Having not long come back from Mount Moffatt on the Carnarvon Plateau of central Queensland having revelled in the ancient Aboriginal art sites there which are some 25,000 yrs old, older than the last ice age, I am fresh with the want to head out again. I loved visiting these story sites created by ancient man, which are as breathtaking as the magnificent rock formations created by nature and which were simply amazing.
One of the best things about travelling around Australia is one of the things most tourists to our continent and country never see. I always thought that this was strange that tourist and holiday makers never generally understood where the essence, the spirit of our land really slumbered. Hidden as it is, silent and well away from where people gathered en-mass and where it is not so easy to go.
Most people head to the coastline or the cities, or better still a city on the coastline, including most Aussies but the best of the country won’t be found there. You will not find the true spirit of Aus. in the body of people roasting their skin under our harsh sun on the crowded beaches of golden sand.
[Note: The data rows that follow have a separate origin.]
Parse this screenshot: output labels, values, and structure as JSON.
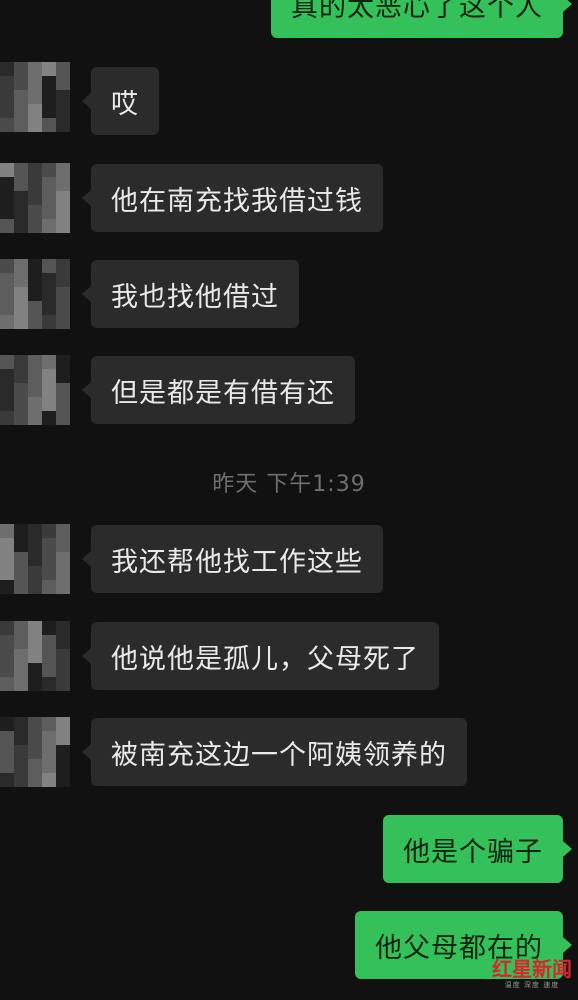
{
  "messages": [
    {
      "side": "out",
      "text": "真的太恶心了这个人"
    },
    {
      "side": "in",
      "text": "哎"
    },
    {
      "side": "in",
      "text": "他在南充找我借过钱"
    },
    {
      "side": "in",
      "text": "我也找他借过"
    },
    {
      "side": "in",
      "text": "但是都是有借有还"
    },
    {
      "side": "in",
      "text": "我还帮他找工作这些"
    },
    {
      "side": "in",
      "text": "他说他是孤儿，父母死了"
    },
    {
      "side": "in",
      "text": "被南充这边一个阿姨领养的"
    },
    {
      "side": "out",
      "text": "他是个骗子"
    },
    {
      "side": "out",
      "text": "他父母都在的"
    }
  ],
  "timestamp": "昨天 下午1:39",
  "watermark": {
    "main": "红星新闻",
    "sub": "温度 深度 速度"
  },
  "colors": {
    "background": "#111111",
    "incoming_bubble": "#2b2b2b",
    "outgoing_bubble": "#35c15a",
    "timestamp": "#6f6f6f",
    "watermark": "#d8262c"
  },
  "avatar_state": "pixelated"
}
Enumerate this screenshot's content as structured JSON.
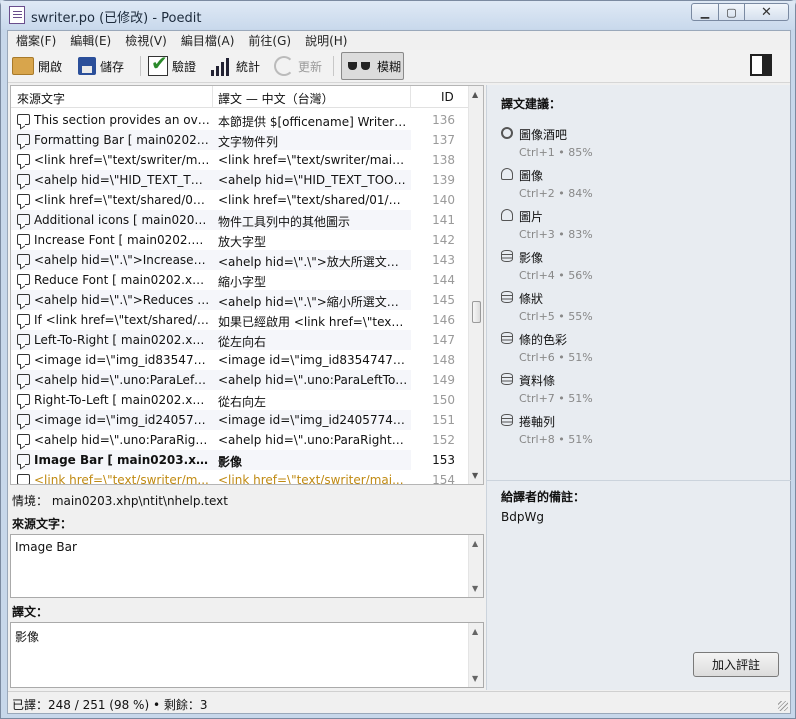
{
  "window": {
    "title": "swriter.po (已修改) - Poedit"
  },
  "menu": [
    "檔案(F)",
    "編輯(E)",
    "檢視(V)",
    "編目檔(A)",
    "前往(G)",
    "說明(H)"
  ],
  "toolbar": {
    "open": "開啟",
    "save": "儲存",
    "validate": "驗證",
    "stats": "統計",
    "update": "更新",
    "fuzzy": "模糊"
  },
  "list": {
    "columns": {
      "source": "來源文字",
      "translation": "譯文 — 中文（台灣）",
      "id": "ID"
    },
    "rows": [
      {
        "source": "This section provides an over...",
        "translation": "本節提供 $[officename] Writer ...",
        "id": "136"
      },
      {
        "source": "Formatting Bar  [ main0202.x...",
        "translation": "文字物件列",
        "id": "137"
      },
      {
        "source": "<link href=\\\"text/swriter/mai...",
        "translation": "<link href=\\\"text/swriter/main0...",
        "id": "138"
      },
      {
        "source": "<ahelp hid=\\\"HID_TEXT_TO...",
        "translation": "<ahelp hid=\\\"HID_TEXT_TOOL...",
        "id": "139"
      },
      {
        "source": "<link href=\\\"text/shared/01/...",
        "translation": "<link href=\\\"text/shared/01/05...",
        "id": "140"
      },
      {
        "source": "Additional icons  [ main0202....",
        "translation": "物件工具列中的其他圖示",
        "id": "141"
      },
      {
        "source": "Increase Font  [ main0202.xh...",
        "translation": "放大字型",
        "id": "142"
      },
      {
        "source": "<ahelp hid=\\\".\\\">Increases t...",
        "translation": "<ahelp hid=\\\".\\\">放大所選文字...",
        "id": "143"
      },
      {
        "source": "Reduce Font  [ main0202.xhp...",
        "translation": "縮小字型",
        "id": "144"
      },
      {
        "source": "<ahelp hid=\\\".\\\">Reduces th...",
        "translation": "<ahelp hid=\\\".\\\">縮小所選文字...",
        "id": "145"
      },
      {
        "source": "If <link href=\\\"text/shared/00...",
        "translation": "如果已經啟用 <link href=\\\"text/s...",
        "id": "146"
      },
      {
        "source": "Left-To-Right  [ main0202.xh...",
        "translation": "從左向右",
        "id": "147"
      },
      {
        "source": "<image id=\\\"img_id8354747...",
        "translation": "<image id=\\\"img_id8354747\\\" ...",
        "id": "148"
      },
      {
        "source": "<ahelp hid=\\\".uno:ParaLeftT...",
        "translation": "<ahelp hid=\\\".uno:ParaLeftToR...",
        "id": "149"
      },
      {
        "source": "Right-To-Left  [ main0202.xh...",
        "translation": "從右向左",
        "id": "150"
      },
      {
        "source": "<image id=\\\"img_id2405774...",
        "translation": "<image id=\\\"img_id2405774\\\" ...",
        "id": "151"
      },
      {
        "source": "<ahelp hid=\\\".uno:ParaRight...",
        "translation": "<ahelp hid=\\\".uno:ParaRightTo...",
        "id": "152"
      },
      {
        "source": "Image Bar  [ main0203.xhp\\...",
        "translation": "影像",
        "id": "153"
      },
      {
        "source": "<link href=\\\"text/swriter/m...",
        "translation": "<link href=\\\"text/swriter/mai...",
        "id": "154"
      }
    ]
  },
  "context": {
    "label": "情境：",
    "value": "main0203.xhp\\ntit\\nhelp.text"
  },
  "source_label": "來源文字：",
  "source_text": "Image Bar",
  "translation_label": "譯文：",
  "translation_text": "影像",
  "side": {
    "suggestions_title": "譯文建議：",
    "suggestions": [
      {
        "text": "圖像酒吧",
        "meta": "Ctrl+1 • 85%",
        "icon": "gear-icon"
      },
      {
        "text": "圖像",
        "meta": "Ctrl+2 • 84%",
        "icon": "person-icon"
      },
      {
        "text": "圖片",
        "meta": "Ctrl+3 • 83%",
        "icon": "person-icon"
      },
      {
        "text": "影像",
        "meta": "Ctrl+4 • 56%",
        "icon": "database-icon"
      },
      {
        "text": "條狀",
        "meta": "Ctrl+5 • 55%",
        "icon": "database-icon"
      },
      {
        "text": "條的色彩",
        "meta": "Ctrl+6 • 51%",
        "icon": "database-icon"
      },
      {
        "text": "資料條",
        "meta": "Ctrl+7 • 51%",
        "icon": "database-icon"
      },
      {
        "text": "捲軸列",
        "meta": "Ctrl+8 • 51%",
        "icon": "database-icon"
      }
    ],
    "notes_title": "給譯者的備註：",
    "notes_value": "BdpWg",
    "add_comment": "加入評註"
  },
  "status": "已譯：248 / 251 (98 %) • 剩餘：3"
}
Nor will you find it commonly in the many tourist places where tour companies and groups will take you. They serve tucker there that is more often haute’ cuisine and fine dining representing many lands and cultures and as lovely as it is, this is not what I know as a Aussie experience.
These places frequented by tourist serve food that is not simply good and filling pub-grub or camp-cooking served from a well used camp-oven which is dangling over a roasting fire beneath a crystal dark sky. The places where tourists generally frequent are what commerce has made of Australia and many people do enjoy such delights quite happily, including me at times.
The real essence of Australia (not the industry) is where there are few people, where the horizons are vast and often bare or even rugged and endlessly mysterious. It is where the silence all around you is so deafening that you are left only with your own thoughts and the thoughts of what few companions you may have with you. It is where laughter fills the air along with song and poetry and the laugh of the kookaburra or the crack caw of the crow or cockatoo greets a crisp dawn and heralds a glorious sunset. This is the best part of Aus. and few visitors see it.